The bench said: “Plaintiffs love the headlines but no amount of time on the record will change the fact that Jamie Dimon never met the man, never worked with the man and in hindsight wishes the man had never been a customer of the company Has been. .”
Lawyers for the woman, who is using the pseudonym Jane Doe, are also seeking a new set of statements from Mary Erdoes, who heads the group’s private banking business where Epstein was a client, and Mary Casey, another private banker at JPMorgan.

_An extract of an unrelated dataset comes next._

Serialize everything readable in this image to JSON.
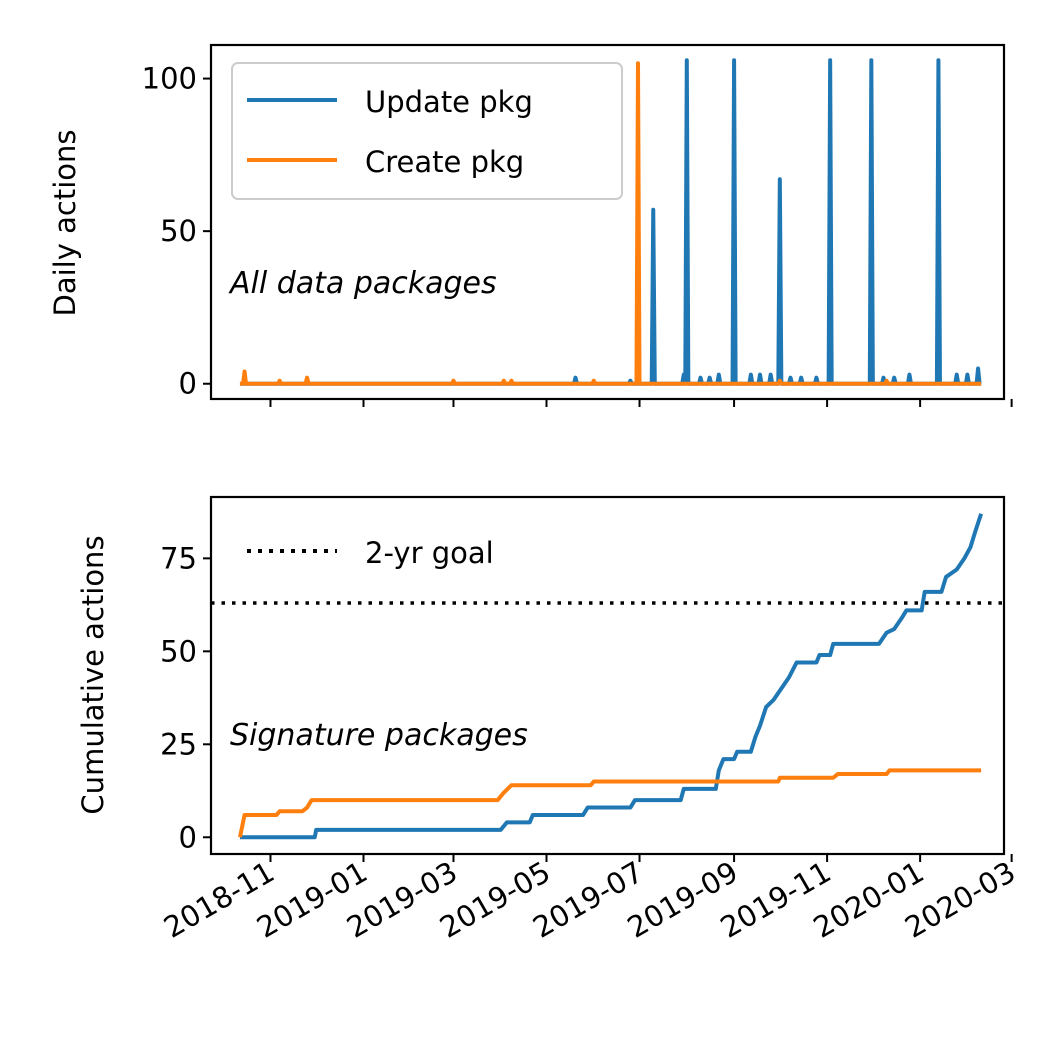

The request is the latest twist in two escalating legal battles between JPMorgan and Jane Doe, as well as the U.
S. Virgin Islands, where Epstein had a home. The two accusers have accused the bank of ignoring red flags related to Epstein and profiting from human trafficking.
The bank’s attorneys have previously described the USVI lawsuit as “undeserved,” and Jane Doe’s complaint as “aimed at the wrong party.
The cases have shed light on internal deliberations at JPMorgan over whether or not to keep Epstein as a client of his private bank from 1998 to 2013, when the lender finally cut ties. During that time, he pleaded guilty to soliciting prostitution from a minor in 2008 and served 13 months in a Florida jail.
He then became a client of Deutsche Bank, which last month agreed to pay up to $75 million to settle a lawsuit brought by Jane Doe.
In Dimon’s statement in May, he identified former JPMorgan general counsel Stephen Cutler as the “ultimate decision maker” who had the authority to cut Epstein as a client.
The CEO said he only learned about Epstein having accounts at the bank about four years ago, when the disgraced financier was arrested on federal sex crime charges.
Epstein committed suicide in 2019 while awaiting trial in prison.